Gerstner was in Harvard about a decade earlier, from 1999 to 2000. The American investor grew up in a small town in Indiana, admiring Warren Buffett. He started his career as a securities lawyer handling IPOs. After getting his MBA from Harvard, he joined the venture capital firm General Catalyst and later founded and sold three companies.
In the depths of the global financial crisis in 2008, he set out on his own, establishing Altimeter Capital with just $3m raised from friends and family. Today, the firm, which invests in public and private techn companies, manages $15bn. He’s backed tech players including Expedia Group, Uber and software firm Snowflake.

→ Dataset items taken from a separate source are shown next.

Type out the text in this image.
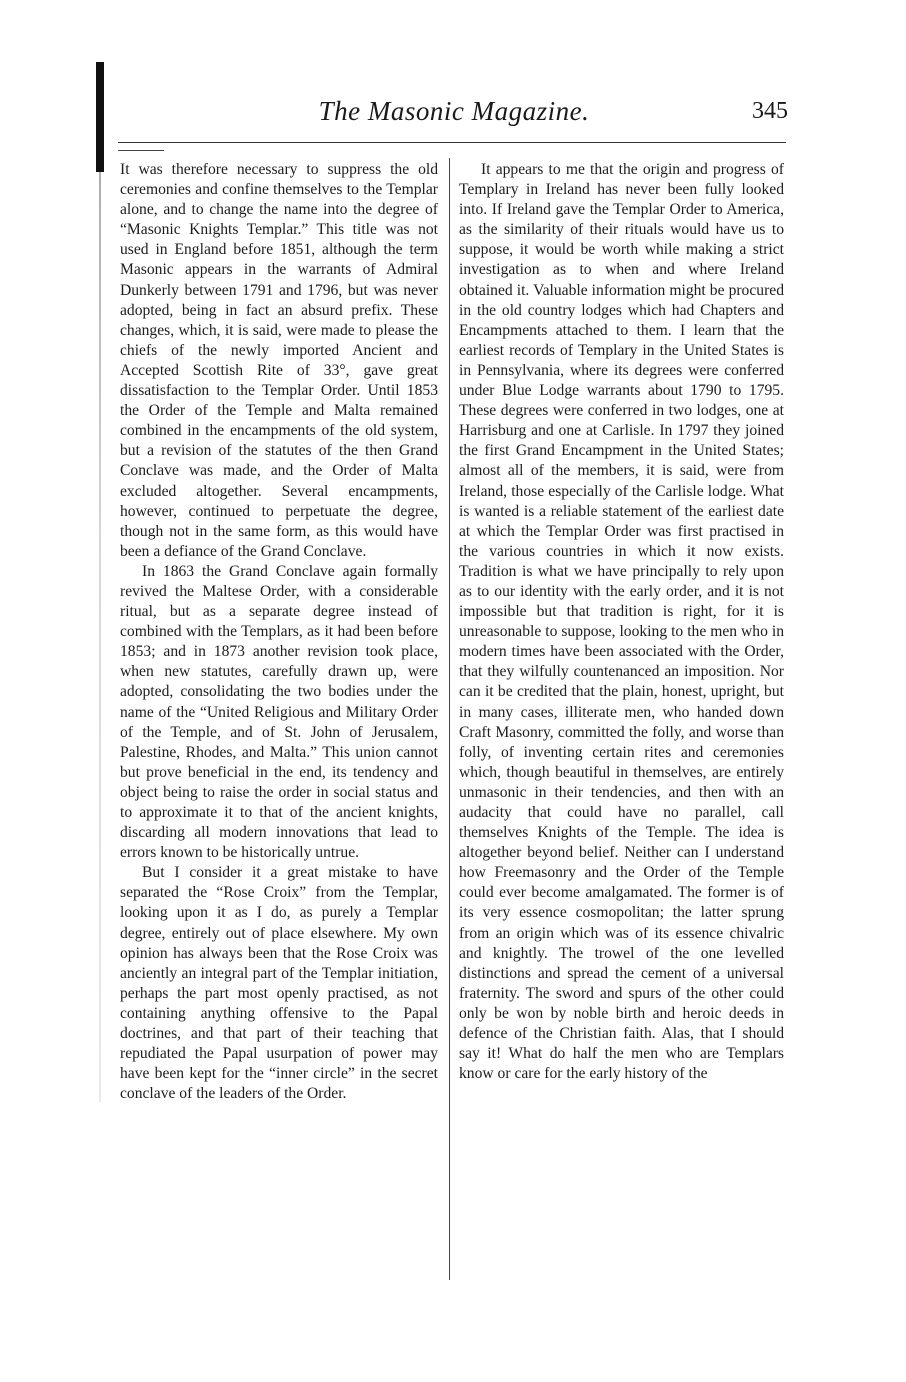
The Masonic Magazine.	345

It was therefore necessary to suppress the old ceremonies and confine themselves to the Templar alone, and to change the name into the degree of “Masonic Knights Templar.” This title was not used in England before 1851, although the term Masonic appears in the warrants of Admiral Dunkerly between 1791 and 1796, but was never adopted, being in fact an absurd prefix. These changes, which, it is said, were made to please the chiefs of the newly imported Ancient and Accepted Scottish Rite of 33°, gave great dissatisfaction to the Templar Order. Until 1853 the Order of the Temple and Malta remained combined in the encampments of the old system, but a revision of the statutes of the then Grand Conclave was made, and the Order of Malta excluded altogether. Several encampments, however, continued to perpetuate the degree, though not in the same form, as this would have been a defiance of the Grand Conclave.

In 1863 the Grand Conclave again formally revived the Maltese Order, with a considerable ritual, but as a separate degree instead of combined with the Templars, as it had been before 1853; and in 1873 another revision took place, when new statutes, carefully drawn up, were adopted, consolidating the two bodies under the name of the “United Religious and Military Order of the Temple, and of St. John of Jerusalem, Palestine, Rhodes, and Malta.” This union cannot but prove beneficial in the end, its tendency and object being to raise the order in social status and to approximate it to that of the ancient knights, discarding all modern innovations that lead to errors known to be historically untrue.

But I consider it a great mistake to have separated the “Rose Croix” from the Templar, looking upon it as I do, as purely a Templar degree, entirely out of place elsewhere. My own opinion has always been that the Rose Croix was anciently an integral part of the Templar initiation, perhaps the part most openly practised, as not containing anything offensive to the Papal doctrines, and that part of their teaching that repudiated the Papal usurpation of power may have been kept for the “inner circle” in the secret conclave of the leaders of the Order.

It appears to me that the origin and progress of Templary in Ireland has never been fully looked into. If Ireland gave the Templar Order to America, as the similarity of their rituals would have us to suppose, it would be worth while making a strict investigation as to when and where Ireland obtained it. Valuable information might be procured in the old country lodges which had Chapters and Encampments attached to them. I learn that the earliest records of Templary in the United States is in Pennsylvania, where its degrees were conferred under Blue Lodge warrants about 1790 to 1795. These degrees were conferred in two lodges, one at Harrisburg and one at Carlisle. In 1797 they joined the first Grand Encampment in the United States; almost all of the members, it is said, were from Ireland, those especially of the Carlisle lodge. What is wanted is a reliable statement of the earliest date at which the Templar Order was first practised in the various countries in which it now exists. Tradition is what we have principally to rely upon as to our identity with the early order, and it is not impossible but that tradition is right, for it is unreasonable to suppose, looking to the men who in modern times have been associated with the Order, that they wilfully countenanced an imposition. Nor can it be credited that the plain, honest, upright, but in many cases, illiterate men, who handed down Craft Masonry, committed the folly, and worse than folly, of inventing certain rites and ceremonies which, though beautiful in themselves, are entirely unmasonic in their tendencies, and then with an audacity that could have no parallel, call themselves Knights of the Temple. The idea is altogether beyond belief. Neither can I understand how Freemasonry and the Order of the Temple could ever become amalgamated. The former is of its very essence cosmopolitan; the latter sprung from an origin which was of its essence chivalric and knightly. The trowel of the one levelled distinctions and spread the cement of a universal fraternity. The sword and spurs of the other could only be won by noble birth and heroic deeds in defence of the Christian faith. Alas, that I should say it! What do half the men who are Templars know or care for the early history of the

Tan, a fixture at the World Economic Forum, has always stressed the importance of business partnerships. He spends much of his time networking, according to people who know him. On the eve of the merger announcement, Tan said he was out having dinner with a merchant partner.
When in Indonesia, Tan abandons his signature black T-shirt and puts on a traditional batik shirt. He addresses conference guests in Indonesian. When visiting Tokyo to attend a SoftBank Group conference in 2019, he bowed deeply after SoftBank founder Masayoshi Son, his most early ardent supporter, introduced him as “a new superstar in the artificial intelligence era”.
SoftBank invested about $3bn in Grab, but relations with Son cooled after the Japanese company put pressure on Grab to combine with Gojek, according to people familiar with the matter.
Tan said his relationship with Son is still close. During the Zoom interview, he took out his phone and read aloud a text he said he received from Son about the merger. “Anthony, thank you so much for the update. I’m really happy to hear that the IPO is going well,” Tan read.
Gerstner, meanwhile, says he’s impressed by how Grab persevered through the pandemic — and by its decision, like his own, to plough its own furrow. Grab “ultimately chose an independent path”, he said. “It’s simply one of the biggest internet companies doing one of the biggest IPOs of the year.”